This article originally appeared in National Review Online on 1/16/2012.

Yesterday, the Wall Street Journal interviewed my colleague Chuck DeVore (formerly of the California legislature) on his new book, The Texas Model. Chuck joined the Texas Public Policy Foundation about a year ago after packing up his family and moving to Texas, as so many other Californians are doing. 

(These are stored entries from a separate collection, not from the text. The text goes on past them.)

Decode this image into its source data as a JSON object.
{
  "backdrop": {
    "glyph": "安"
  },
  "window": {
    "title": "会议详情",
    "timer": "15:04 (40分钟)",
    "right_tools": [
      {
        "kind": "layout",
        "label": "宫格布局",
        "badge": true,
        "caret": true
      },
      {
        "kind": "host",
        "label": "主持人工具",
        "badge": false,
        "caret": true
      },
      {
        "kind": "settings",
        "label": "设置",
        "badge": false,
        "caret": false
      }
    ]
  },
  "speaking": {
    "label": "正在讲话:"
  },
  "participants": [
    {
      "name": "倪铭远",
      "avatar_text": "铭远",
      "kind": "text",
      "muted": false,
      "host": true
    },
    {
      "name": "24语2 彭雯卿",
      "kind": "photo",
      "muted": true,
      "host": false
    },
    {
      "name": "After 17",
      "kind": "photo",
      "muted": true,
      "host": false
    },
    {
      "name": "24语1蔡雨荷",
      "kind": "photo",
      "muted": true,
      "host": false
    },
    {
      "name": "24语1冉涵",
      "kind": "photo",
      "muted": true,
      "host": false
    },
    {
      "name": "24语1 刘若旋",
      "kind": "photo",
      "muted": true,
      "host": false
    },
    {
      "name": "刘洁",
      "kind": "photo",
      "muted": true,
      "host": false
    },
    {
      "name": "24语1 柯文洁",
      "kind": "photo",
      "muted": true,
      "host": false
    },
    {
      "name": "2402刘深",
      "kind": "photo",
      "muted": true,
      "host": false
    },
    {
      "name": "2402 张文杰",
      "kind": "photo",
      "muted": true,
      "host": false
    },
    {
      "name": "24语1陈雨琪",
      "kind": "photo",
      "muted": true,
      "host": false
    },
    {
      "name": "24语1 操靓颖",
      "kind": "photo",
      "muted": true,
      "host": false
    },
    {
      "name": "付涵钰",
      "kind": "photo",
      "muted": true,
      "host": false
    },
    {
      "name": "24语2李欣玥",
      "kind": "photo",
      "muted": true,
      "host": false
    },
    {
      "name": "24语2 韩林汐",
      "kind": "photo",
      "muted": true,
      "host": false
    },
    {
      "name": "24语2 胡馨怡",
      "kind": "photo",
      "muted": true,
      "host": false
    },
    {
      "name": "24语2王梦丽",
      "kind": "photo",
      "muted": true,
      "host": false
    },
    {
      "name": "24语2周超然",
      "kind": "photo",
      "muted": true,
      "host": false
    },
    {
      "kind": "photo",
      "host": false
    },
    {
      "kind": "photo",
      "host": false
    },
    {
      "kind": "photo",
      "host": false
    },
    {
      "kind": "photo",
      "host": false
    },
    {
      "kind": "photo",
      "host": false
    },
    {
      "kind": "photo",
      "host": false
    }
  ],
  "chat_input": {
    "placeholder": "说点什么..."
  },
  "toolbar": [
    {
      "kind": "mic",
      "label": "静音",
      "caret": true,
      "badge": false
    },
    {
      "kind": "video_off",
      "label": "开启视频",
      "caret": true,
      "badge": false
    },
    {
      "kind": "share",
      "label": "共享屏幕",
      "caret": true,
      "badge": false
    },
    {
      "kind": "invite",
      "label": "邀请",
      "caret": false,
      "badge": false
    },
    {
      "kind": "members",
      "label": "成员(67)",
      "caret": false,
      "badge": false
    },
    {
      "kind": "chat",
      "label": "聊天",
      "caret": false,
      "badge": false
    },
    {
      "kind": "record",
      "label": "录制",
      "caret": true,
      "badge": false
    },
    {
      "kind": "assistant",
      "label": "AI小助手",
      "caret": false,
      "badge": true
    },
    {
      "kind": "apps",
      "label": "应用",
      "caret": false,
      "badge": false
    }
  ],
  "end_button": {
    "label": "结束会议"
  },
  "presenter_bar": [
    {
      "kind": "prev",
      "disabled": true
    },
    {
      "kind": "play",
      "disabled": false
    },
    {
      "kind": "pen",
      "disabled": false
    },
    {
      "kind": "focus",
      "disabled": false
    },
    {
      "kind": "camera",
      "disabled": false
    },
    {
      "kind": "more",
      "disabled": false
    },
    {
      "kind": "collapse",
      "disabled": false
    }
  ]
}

Chuck makes a great point here, namely that the Texas model resembles what America used to be like: light taxation and regulation and an environment that encourages risk-taking, innovation, and entrepreneurship. California, on the other hand, has become the very model of high taxation, high spending, and high regulation that the Obama administration and its supporters so passionately want to impose on America. The next Silicon Valley – whatever sector of industry it comes in – is far more likely to flourish in Texas than in California. 
 
The Constitution’s federal structure was designed not just to limit the power of the central government, but also to give Americans a real choice between regulatory regimes, and thereby maximize voter choice from coast to coast. California would like nothing better than to nationalize its uncompetitive policies and impose them on everybody. But, for the moment, it has to compete for population with the government-lite model of Texas, and it is losing.
 
The main reason so many people are moving to Texas is probably just that getting a job here is so easy: According to the latest labor statistics, the unemployment rate in California is 9.8 percent, while in Texas it is 6.2 percent. And by thy way, that’s not because Texas is “business-friendly”: states like California have far more “corporate welfare” than Texas. But Texas is “competition-friendly.” And for millions of new Texans, that has made all the difference. In the words of George Strake, one of Houston’s most venerated oilmen, “Everyone’s welcome here, so long as you’re willing to pull the wagon and not just sit in it.”
 
– Mario Loyola is director of the Center for Tenth Amendment Studies at the Texas Public Policy Foundation.